One of the poor men had been a man-at-arms at Castle Lovell, but was put out now and masterless. He came to the monk Francis as he went in at his door, and reported that it was said that the young Lord Lovell had been seen, having come out of captivity of the false Gilbert Elliott. The monk said he hoped well that that was so, for then all the men-at-arms from Castle Lovell that were there could go again to his service, and that he was a very good lording and his good friend in God.
He wished to cut the matter short for that time because he knew that there awaited him in his outer room John Harbottle an esquire, and the receiver of many domains of the Earl of Northumberland. This esquire was come with the accounts for the building of the great new tower that the Earl had given to the monastery. But the former men of the Lord Lovell crowded before the monk and after him into his outer room, all bringing tidings that the Young Lovell had been seen to ride through his township. And, to the number of thirty or so, they clamoured all at once, asking for his advice as to how they should find their lord and what to do when he was found.
The monk Francis was very glad to think that the Young Lovell was come back, not only because he was his true friend but also because this rabble of disemployed men-at-arms was a burden to the monastery and he had it on his conscience that he let them bide there. For that he had done, so that they might serve his friend if he came back. That monastery was rather for the relief of poor men ruined by raiders, for travellers and for criminals seeking sanctuary. He would very gladly have had news of his friend whom he loved, and have settled the disposal of these sturdy, idle and hungry men. Yet, being a man of many affairs, he thought that the day could only be got through by doing all things in order, and behind all these ragged men in grey, he perceived the esquire, John Harbottle, a portly, bearded man in a rich cloak of purple, with a green square cap that had a jewel of gold. This John Harbottle appeared not greatly pleased at the clamour, for he also was a man of many affairs, being the Percy's receiver, and a very diligent one.
So, without many words, but quietly, the monk Francis drove out some of these fellows, and then, calling to a grizzled and dirty lay brother, he bade him drive out the rest and bar the door. And so he took John Harbottle by the sleeve of his purple coat and drew him through the doorway into his inner room and closed the door. Then there was peace.
This inner cell was a light room with no glass in the windows. Beside the bed head there was a shelf that had on it the water-bottle of the monk Francis, his plate, his cup, his napkin and the book of devotions in which he read during the dinner hour, his needles and bodkins, his leather book of threads and such things as he needed for the repair of his clothes.

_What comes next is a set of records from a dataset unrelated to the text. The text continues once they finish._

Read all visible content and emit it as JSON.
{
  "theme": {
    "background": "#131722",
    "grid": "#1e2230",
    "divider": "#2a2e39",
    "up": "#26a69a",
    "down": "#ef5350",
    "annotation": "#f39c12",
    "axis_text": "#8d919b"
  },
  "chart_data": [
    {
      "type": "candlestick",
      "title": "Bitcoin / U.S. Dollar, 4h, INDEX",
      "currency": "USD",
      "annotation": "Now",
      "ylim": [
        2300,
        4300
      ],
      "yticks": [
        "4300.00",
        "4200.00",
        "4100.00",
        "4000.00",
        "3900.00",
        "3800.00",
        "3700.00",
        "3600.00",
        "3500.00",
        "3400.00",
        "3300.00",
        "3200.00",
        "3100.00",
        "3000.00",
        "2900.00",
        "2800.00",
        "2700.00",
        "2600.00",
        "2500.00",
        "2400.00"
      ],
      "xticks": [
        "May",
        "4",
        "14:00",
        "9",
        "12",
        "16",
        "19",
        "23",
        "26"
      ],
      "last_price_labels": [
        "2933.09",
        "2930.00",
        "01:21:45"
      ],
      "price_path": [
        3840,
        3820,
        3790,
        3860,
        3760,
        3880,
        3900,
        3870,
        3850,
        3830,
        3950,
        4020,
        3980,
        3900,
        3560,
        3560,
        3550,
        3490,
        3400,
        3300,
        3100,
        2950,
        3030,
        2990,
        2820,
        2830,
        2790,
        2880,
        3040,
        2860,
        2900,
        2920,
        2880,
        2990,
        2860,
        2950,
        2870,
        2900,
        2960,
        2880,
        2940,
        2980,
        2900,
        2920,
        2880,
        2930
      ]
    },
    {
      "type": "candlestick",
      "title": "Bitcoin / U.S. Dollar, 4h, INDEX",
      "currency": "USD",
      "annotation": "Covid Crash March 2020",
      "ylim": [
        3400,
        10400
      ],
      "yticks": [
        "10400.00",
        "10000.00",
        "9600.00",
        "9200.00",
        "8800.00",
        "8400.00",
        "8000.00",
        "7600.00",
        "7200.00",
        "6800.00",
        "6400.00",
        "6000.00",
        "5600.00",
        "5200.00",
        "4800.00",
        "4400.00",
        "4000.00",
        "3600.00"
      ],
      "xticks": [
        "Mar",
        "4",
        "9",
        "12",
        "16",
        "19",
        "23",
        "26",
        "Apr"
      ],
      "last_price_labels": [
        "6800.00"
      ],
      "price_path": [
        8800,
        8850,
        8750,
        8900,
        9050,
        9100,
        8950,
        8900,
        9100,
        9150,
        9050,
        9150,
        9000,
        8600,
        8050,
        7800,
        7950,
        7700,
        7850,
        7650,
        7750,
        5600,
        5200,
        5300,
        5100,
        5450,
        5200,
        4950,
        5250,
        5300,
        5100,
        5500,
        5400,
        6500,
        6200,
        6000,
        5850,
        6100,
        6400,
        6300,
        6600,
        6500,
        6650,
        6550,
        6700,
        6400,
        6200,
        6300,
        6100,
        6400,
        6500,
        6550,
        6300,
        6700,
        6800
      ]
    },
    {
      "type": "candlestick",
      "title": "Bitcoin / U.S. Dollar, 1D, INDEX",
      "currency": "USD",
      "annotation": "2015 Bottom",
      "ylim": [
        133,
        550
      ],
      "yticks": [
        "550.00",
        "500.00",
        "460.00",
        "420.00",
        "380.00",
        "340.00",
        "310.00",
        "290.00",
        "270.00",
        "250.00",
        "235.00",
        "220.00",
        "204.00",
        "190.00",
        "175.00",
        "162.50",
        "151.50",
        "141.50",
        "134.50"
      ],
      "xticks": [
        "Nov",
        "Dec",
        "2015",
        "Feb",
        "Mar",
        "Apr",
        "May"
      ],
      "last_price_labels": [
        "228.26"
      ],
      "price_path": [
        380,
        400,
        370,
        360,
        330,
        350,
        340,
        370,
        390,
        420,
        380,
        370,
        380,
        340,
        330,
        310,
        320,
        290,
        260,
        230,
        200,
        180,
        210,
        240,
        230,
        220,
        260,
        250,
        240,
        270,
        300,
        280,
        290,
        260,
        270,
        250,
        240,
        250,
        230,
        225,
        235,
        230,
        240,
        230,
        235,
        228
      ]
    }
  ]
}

Beneath this shelf was a curtain, and this hid the spare garments of the monk, as the vestments in which he said the simpler offices, his spare breeches, stockings, braces, and belt. At the other side of the bed head was a large crucifix of painted wood, from which there hung Our Lord who was represented as crying out in a perpetual agony. Before the crucifix was a fald stool, that had across one corner, a great rosary of clumsy wooden beads, and upon it a skull whose top was polished and yellowed by this monk's hands. For he had it there the better to be reminded of what death is when he prayed for the soul of the cousin he had slain.
When he had killed that woman he had been possessed rather with the idea of what he could do for her poor unhanselled soul than with agonies of ecstasy. And so, with a strong will he prayed, year in, year out, for her sooner relief from the pains of purgatory, knowing God to be a just Man and prayer most efficacious.
So, having brought John Harbottle in, he sat himself down on his three-legged stool of wood before his double pulpit. This had in its side a round opening, and in the interior such books, papers, or parchments as the monk Francis had in immediate use. He was of a very orderly nature, rather like a soldier than a priest.
He reached into the inside of his pulpit for his parchment that he was to peruse with John Harbottle, and that esquire stood behind him leaning over his back. Then John Harbottle said:
"Meseems the Master of Lovell has come back?"
"That I hear," the monk Francis answered.